Das BAG stellt aber auch klar, dass der Arbeitgeber mit Entstehung des Urlaubsanspruchs seinen Hinweisobliegenheiten im Zusammenhang mit der Inanspruchnahme des Urlaubs unverzüglich gemäß § 121 Abs. 1 Satz 1 BGB nachkommen muss, um nicht das Risiko zu tragen, dass Urlaub wegen einer im Verlauf des Urlaubsjahres eintretenden krankheitsbedingten Erkrankung des Arbeitnehmers nicht am Ende von 15 Monaten erlischt. Als unverzüglich sieht das BAG unter normalen Umständen eine Zeitspanne von einer (Urlaubs-)Woche, d.h. in Anlehnung an § 3 BUrlG sechs Werktage, an. Ohne Vorliegen besonderer Umstände (wie z.B. Betriebsferien zu Jahresbeginn) handelt der Arbeitgeber nicht unverzüglich, wenn er seine Mitwirkungsobliegenheiten erst später als eine Woche nach Urlaubsentstehung erfüllt.

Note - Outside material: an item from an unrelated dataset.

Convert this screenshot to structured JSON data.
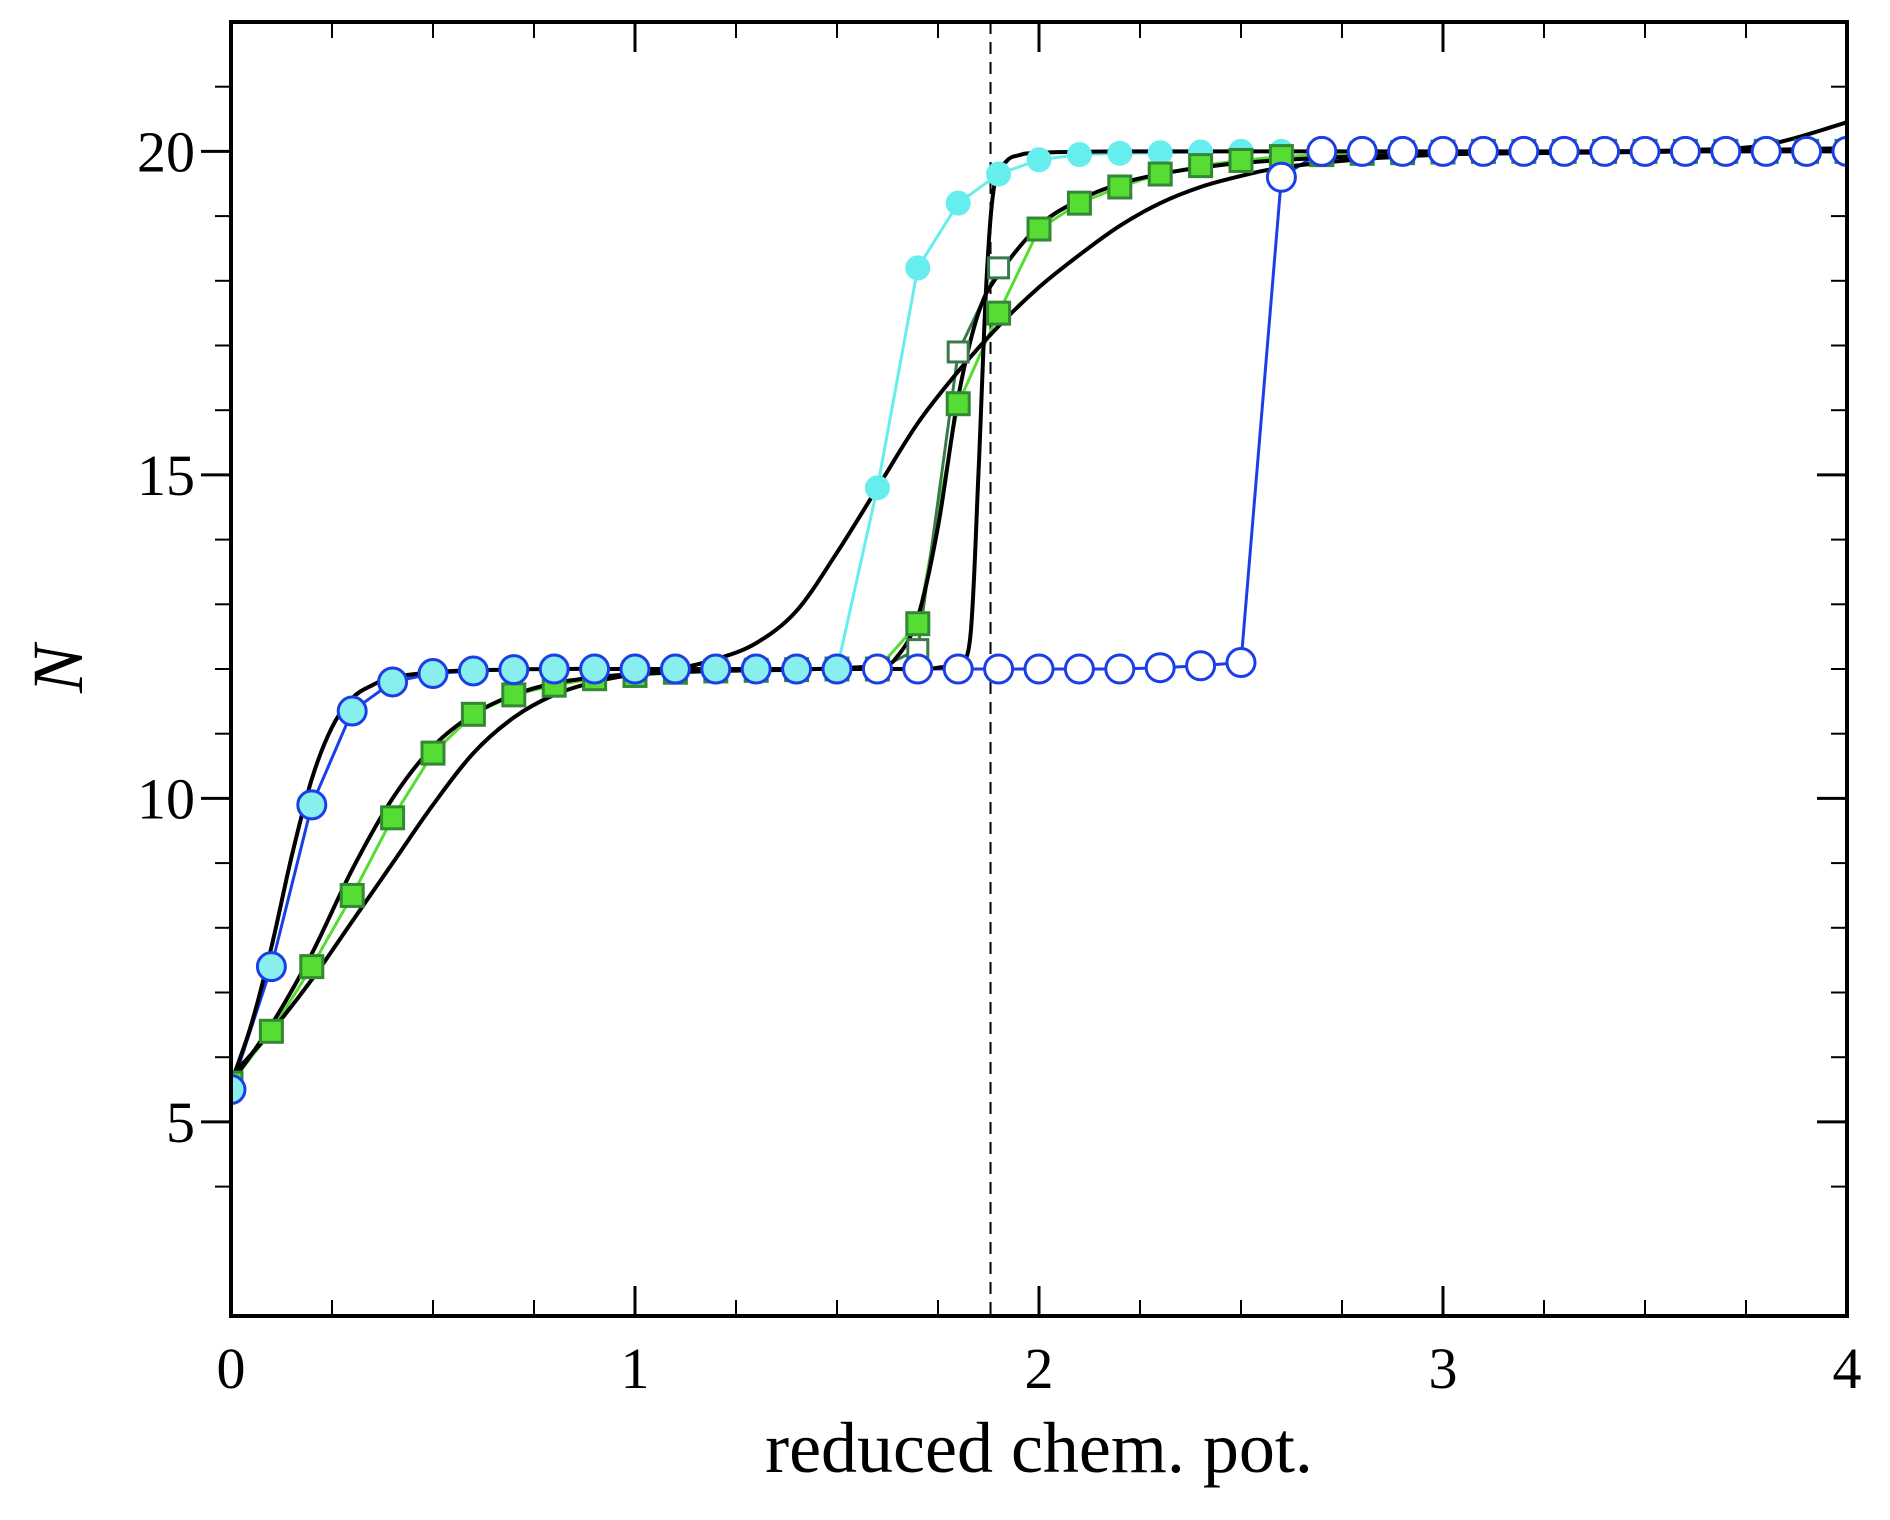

In jedem Fall empfiehlt sich angesichts der klaren Vorgaben des BAG, die nötigen Hinweise zur Inanspruchnahme und Verfall von Urlaub bereits in der ersten Kalenderwoche eines jeden Kalenderjahres zu erteilen. Dies gilt umso mehr als Urlaubsansprüche bei unterlassenem Hinweis des Arbeitgebers entsprechend des Urteils des EuGH vom 22.09.2022 – C-120/21 nicht verjähren und daher vom Arbeitnehmer auch noch Jahre später geltend gemacht werden können.